Dąbrowianie w tym okresie mieli ogromne problemy w defensywie. Liczne straty i nieskuteczność sprawiły, że przez siedem minut - na przełomie trzeciej i czwartej kwarty - zdołali zdobyć zaledwie dwa punkty, a gospodarze wprowadzili w tym czasie kilka ciosów, które w końcowym rozrachunku okazały się kluczowe i zapewniły triumf.

Pomimo dobrej defensywy punktowym liderem Anwilu po raz kolejny był Jelinek, który w samej końcówce podreperował swoje konto i zakończył mecz z dorobkiem 15 oczek.

Po stronie przyjezdnych najskuteczniejszy okazał się Broadus, który wywalczył 18 punktów.

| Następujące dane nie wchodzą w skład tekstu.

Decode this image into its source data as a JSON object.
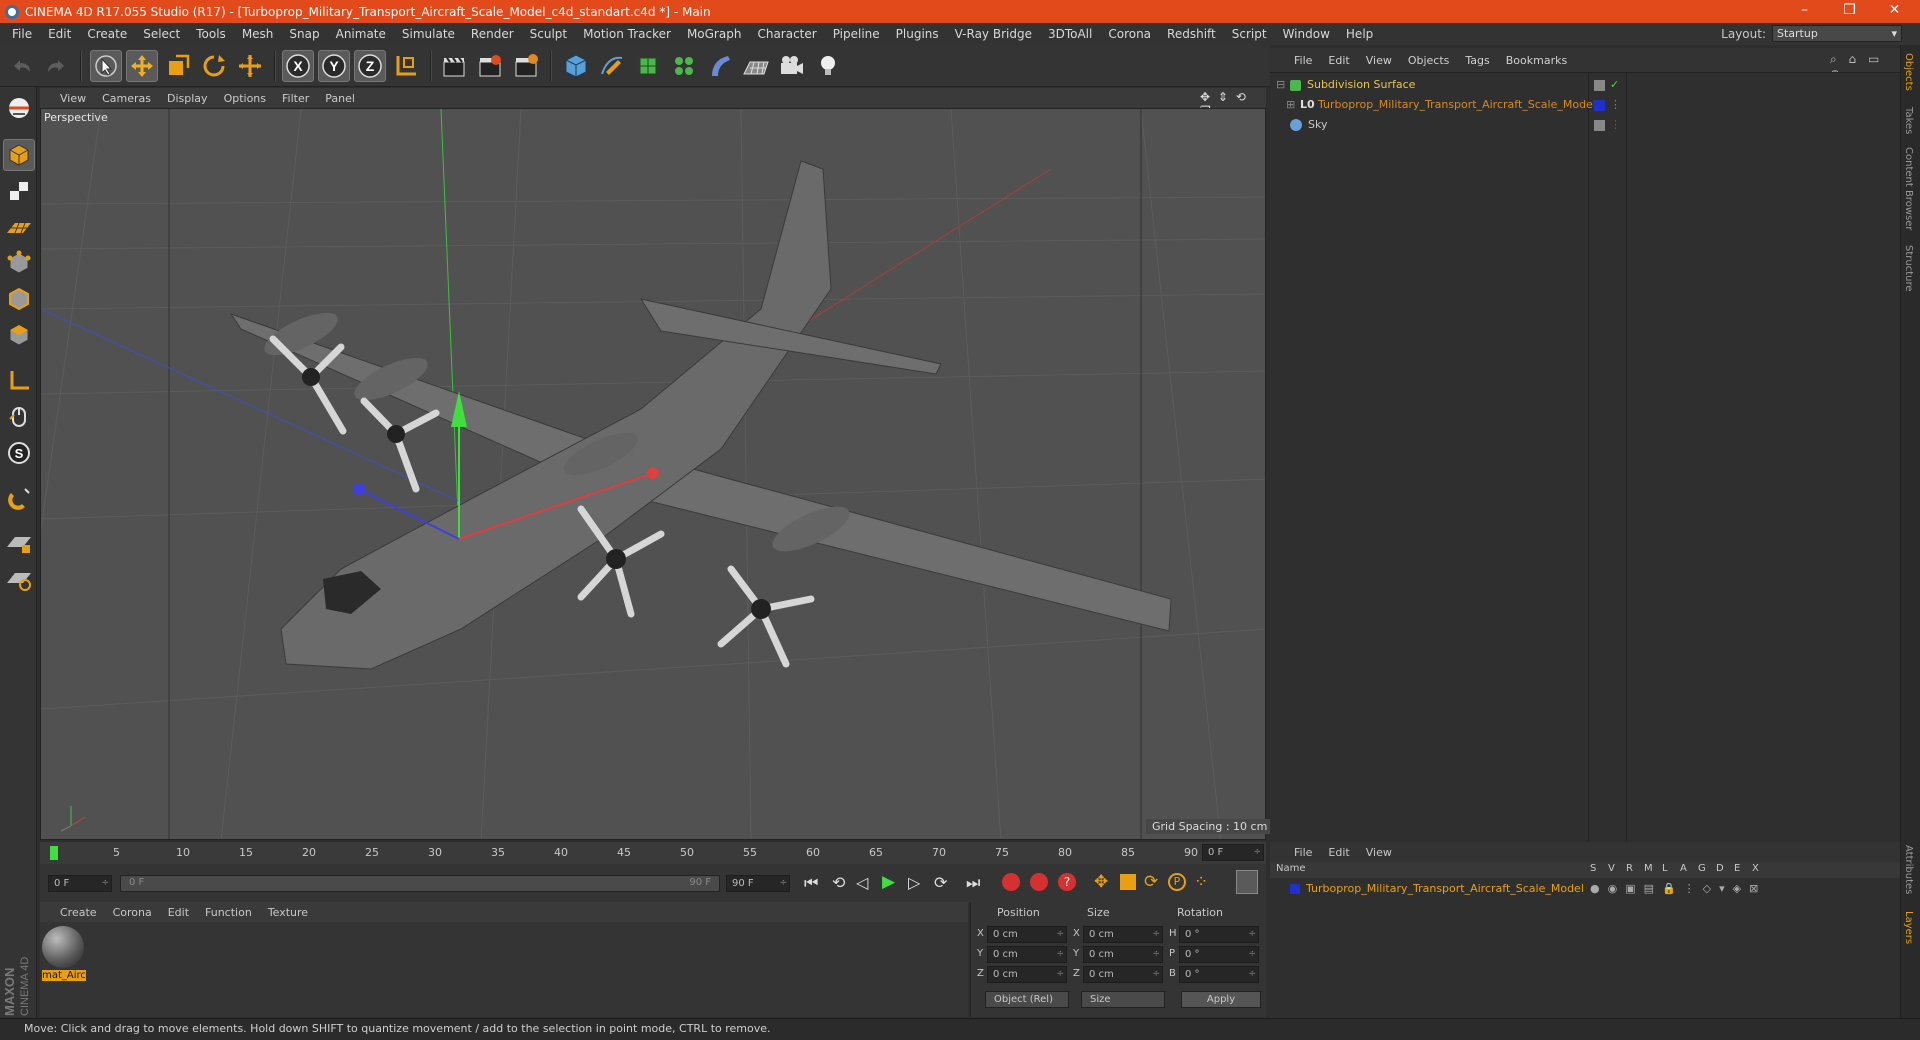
{
  "window": {
    "title": "CINEMA 4D R17.055 Studio (R17) - [Turboprop_Military_Transport_Aircraft_Scale_Model_c4d_standart.c4d *] - Main",
    "controls": [
      "–",
      "❐",
      "✕"
    ]
  },
  "menubar": {
    "items": [
      "File",
      "Edit",
      "Create",
      "Select",
      "Tools",
      "Mesh",
      "Snap",
      "Animate",
      "Simulate",
      "Render",
      "Sculpt",
      "Motion Tracker",
      "MoGraph",
      "Character",
      "Pipeline",
      "Plugins",
      "V-Ray Bridge",
      "3DToAll",
      "Corona",
      "Redshift",
      "Script",
      "Window",
      "Help"
    ],
    "layout_label": "Layout:",
    "layout_value": "Startup"
  },
  "viewport": {
    "menu": [
      "View",
      "Cameras",
      "Display",
      "Options",
      "Filter",
      "Panel"
    ],
    "label": "Perspective",
    "grid_spacing": "Grid Spacing : 10 cm"
  },
  "timeline": {
    "ticks": [
      "0",
      "5",
      "10",
      "15",
      "20",
      "25",
      "30",
      "35",
      "40",
      "45",
      "50",
      "55",
      "60",
      "65",
      "70",
      "75",
      "80",
      "85",
      "90"
    ],
    "current_frame": "0 F",
    "start_frame": "0 F",
    "slider_start": "0 F",
    "slider_end": "90 F",
    "end_frame": "90 F"
  },
  "material_manager": {
    "menu": [
      "Create",
      "Corona",
      "Edit",
      "Function",
      "Texture"
    ],
    "material_name": "mat_Airc"
  },
  "coordinates": {
    "headers": [
      "Position",
      "Size",
      "Rotation"
    ],
    "rows": [
      {
        "axis": "X",
        "pos": "0 cm",
        "size_axis": "X",
        "size": "0 cm",
        "rot_axis": "H",
        "rot": "0 °"
      },
      {
        "axis": "Y",
        "pos": "0 cm",
        "size_axis": "Y",
        "size": "0 cm",
        "rot_axis": "P",
        "rot": "0 °"
      },
      {
        "axis": "Z",
        "pos": "0 cm",
        "size_axis": "Z",
        "size": "0 cm",
        "rot_axis": "B",
        "rot": "0 °"
      }
    ],
    "mode": "Object (Rel)",
    "size_mode": "Size",
    "apply": "Apply"
  },
  "object_manager": {
    "menu": [
      "File",
      "Edit",
      "View",
      "Objects",
      "Tags",
      "Bookmarks"
    ],
    "objects": [
      {
        "name": "Subdivision Surface",
        "color": "#e6c84a"
      },
      {
        "name": "Turboprop_Military_Transport_Aircraft_Scale_Model",
        "color": "#d88a22"
      },
      {
        "name": "Sky",
        "color": "#c8c8c8"
      }
    ]
  },
  "layer_manager": {
    "menu": [
      "File",
      "Edit",
      "View"
    ],
    "columns": [
      "Name",
      "S",
      "V",
      "R",
      "M",
      "L",
      "A",
      "G",
      "D",
      "E",
      "X"
    ],
    "rows": [
      "Turboprop_Military_Transport_Aircraft_Scale_Model"
    ]
  },
  "side_tabs": [
    "Objects",
    "Takes",
    "Content Browser",
    "Structure"
  ],
  "side_tabs_bottom": [
    "Attributes",
    "Layers"
  ],
  "status": "Move: Click and drag to move elements. Hold down SHIFT to quantize movement / add to the selection in point mode, CTRL to remove.",
  "logo_text": [
    "MAXON",
    "CINEMA 4D"
  ],
  "colors": {
    "accent": "#e24a1c",
    "selection": "#d88a22"
  }
}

W dąbrowskiej ekipie zabrakło po raz kolejny Sama Dowera i Dominika Mavry.

23 straty i zaledwie 5 asyst w tym spotkaniu pojawiło się w statystykach MKS-u. To pokazuje z jak twardą defensywą przyszło dąbrowianom zderzyć się we Włocławku. Dla odmiany defensywa MKS-u wymusiła na gospodarzach 17 strat.

AZS Koszalin, Energa Czarni Słupsk i Stelemt BC Zielona Góra - to trzej kolejni rywale, jacy zawitają do Hali Mistrzów. Czy komuś z tego zestawu uda się zakończyć fantastyczną passę Anwilu?

Anwil Włocławek - MKS Dąbrowa Górnicza 68:57 (17:21, 14:15, 21:16, 16:6)

Anwil: Jelinek 15, Dmitriew 9, Skibniewski 9, Andjusić 8, Bristol 8, Tomaszek 7, Łączyński 5, Chyliński 3, Stelmach 2, Diduszko 2.

MKS: Broadus 18, Williams 7, Pamuła 7, Dłoniak 6, Pasalić 5, Zmarlak 5, Szymański 5, Piechowicz 4, Dziemba 0.